McGriff, out of Leon High School in Tallahassee, Fla., stands 6'0 and weighs in at 230 pounds. As of April, he's rated as a four-star prospect by 247sports and Scout, and is not yet rated by Rivals and ESPN. Scout says he's the 22nd-best running back in the class, and 247 has him at No. 26 for his position. The 247sports composite ratings, a compilation of data from the four major recruiting services, lists him as the 187th-best player in the nation, 13th-best running back and 26th best player from the state of Florida.
McGriff has drawn interest from some top programs, mostly in the Southeast. He holds scholarship offers from Alabama, Auburn, Florida, Florida State, South Carolina, Cincinnati, Louisville, North Carolina, Ole Miss and Wisconsin, among others.
Fans can follow McGriff on Twitter @Dmcgriff1.
McGriff is a very interesting player who has some skills that suggest he can be used in a variety of roles. The first thing one notices about him is his size. McGriff is a very big prospect, and while he may be able to add some additional good weight in college, he's not someone who I would project to add 25 or 35 pounds when all is said and done.
McGriff has been recruited primarily at running back and on defense, as a hybrid linebacker/safety type.

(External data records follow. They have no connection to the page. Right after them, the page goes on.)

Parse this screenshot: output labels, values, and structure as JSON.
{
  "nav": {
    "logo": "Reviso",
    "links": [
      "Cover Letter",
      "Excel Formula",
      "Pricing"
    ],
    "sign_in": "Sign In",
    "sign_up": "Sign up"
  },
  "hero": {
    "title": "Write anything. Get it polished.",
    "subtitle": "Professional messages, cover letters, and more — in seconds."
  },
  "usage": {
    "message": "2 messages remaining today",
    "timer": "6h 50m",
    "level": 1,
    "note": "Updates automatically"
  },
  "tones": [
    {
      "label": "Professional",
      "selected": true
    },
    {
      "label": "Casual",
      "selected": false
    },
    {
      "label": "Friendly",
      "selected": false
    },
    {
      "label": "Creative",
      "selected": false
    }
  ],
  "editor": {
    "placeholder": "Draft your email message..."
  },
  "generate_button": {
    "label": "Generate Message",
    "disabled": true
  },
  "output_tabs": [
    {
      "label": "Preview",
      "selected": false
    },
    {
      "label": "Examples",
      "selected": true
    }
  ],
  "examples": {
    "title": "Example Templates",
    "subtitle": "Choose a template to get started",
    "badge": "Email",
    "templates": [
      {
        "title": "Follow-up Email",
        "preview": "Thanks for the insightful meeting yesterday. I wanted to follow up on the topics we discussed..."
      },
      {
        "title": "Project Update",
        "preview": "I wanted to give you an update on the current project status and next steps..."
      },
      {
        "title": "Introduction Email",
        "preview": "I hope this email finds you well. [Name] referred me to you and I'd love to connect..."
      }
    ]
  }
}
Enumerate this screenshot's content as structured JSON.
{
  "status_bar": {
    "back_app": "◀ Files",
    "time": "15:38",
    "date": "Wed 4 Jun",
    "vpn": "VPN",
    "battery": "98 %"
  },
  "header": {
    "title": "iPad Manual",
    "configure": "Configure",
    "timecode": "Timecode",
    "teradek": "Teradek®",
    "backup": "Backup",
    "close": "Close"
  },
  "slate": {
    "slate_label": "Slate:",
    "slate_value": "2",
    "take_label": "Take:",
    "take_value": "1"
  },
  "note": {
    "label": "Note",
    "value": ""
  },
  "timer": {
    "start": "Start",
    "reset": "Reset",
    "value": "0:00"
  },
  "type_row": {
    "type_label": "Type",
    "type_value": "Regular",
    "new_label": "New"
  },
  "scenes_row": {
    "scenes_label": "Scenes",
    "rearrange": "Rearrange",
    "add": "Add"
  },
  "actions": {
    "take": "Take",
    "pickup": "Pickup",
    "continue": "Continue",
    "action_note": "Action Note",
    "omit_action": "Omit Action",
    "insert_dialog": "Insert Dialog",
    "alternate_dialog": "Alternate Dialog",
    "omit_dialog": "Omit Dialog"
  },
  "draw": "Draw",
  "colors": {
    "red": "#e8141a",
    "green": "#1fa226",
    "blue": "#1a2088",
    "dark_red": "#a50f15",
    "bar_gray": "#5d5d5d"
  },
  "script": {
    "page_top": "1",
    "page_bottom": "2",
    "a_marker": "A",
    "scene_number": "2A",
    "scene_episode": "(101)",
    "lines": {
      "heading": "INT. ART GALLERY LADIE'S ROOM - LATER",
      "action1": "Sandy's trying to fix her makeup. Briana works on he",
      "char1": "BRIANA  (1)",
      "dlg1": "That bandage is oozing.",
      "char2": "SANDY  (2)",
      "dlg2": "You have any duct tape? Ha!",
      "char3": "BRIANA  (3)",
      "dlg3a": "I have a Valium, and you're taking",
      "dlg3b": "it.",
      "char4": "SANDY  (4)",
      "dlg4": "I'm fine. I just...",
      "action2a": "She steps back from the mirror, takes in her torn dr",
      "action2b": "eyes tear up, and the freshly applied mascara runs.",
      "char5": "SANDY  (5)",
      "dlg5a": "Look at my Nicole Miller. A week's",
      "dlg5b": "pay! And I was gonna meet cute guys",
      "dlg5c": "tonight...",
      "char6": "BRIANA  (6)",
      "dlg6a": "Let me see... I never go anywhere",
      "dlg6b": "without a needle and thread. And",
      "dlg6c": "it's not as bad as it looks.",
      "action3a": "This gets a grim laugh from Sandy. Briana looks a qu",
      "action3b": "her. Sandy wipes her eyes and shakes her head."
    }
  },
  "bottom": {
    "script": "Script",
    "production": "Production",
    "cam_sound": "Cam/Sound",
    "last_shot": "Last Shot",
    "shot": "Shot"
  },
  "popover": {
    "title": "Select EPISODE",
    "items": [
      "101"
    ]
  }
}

I believe he projects best as an H-Back or fullback type because I think that position will put McGriff in the best position to use his wide array of skills, including running, catching and blocking.
McGriff plays a lot of wildcat-style quarterback for his high school team. And in this role, he shows his skills as a runner. He is quicker than fast, showing good acceleration for such a big player, but limited long speed. McGriff does have good elusiveness and change-of-direction for a player of his size.
At the college level, McGriff will need to run with more power and better utilize his size, and run with better pad level. He will not have as many long runs in college, and will need to be better turning runs of zero or one yards into runs of two or three.
McGriff also has value as a receiver out of the backfield. He doesn't catch the ball in high school, but did catch it OK in a recent camp, and he showed good ability to run routes and change direction. He could give linebackers trouble in coverage, particularly if he is coming out of a run fake.
Early on, McGriff's best value may come as a blocker. The quicker he becomes adept using his size and strength to become a good blocker, the sooner he will see the field at the college level.
I think McGriff can be a multi-year starter for an upper-level BCS team, and the school that finds a role to use all of his talents will be very fortunate.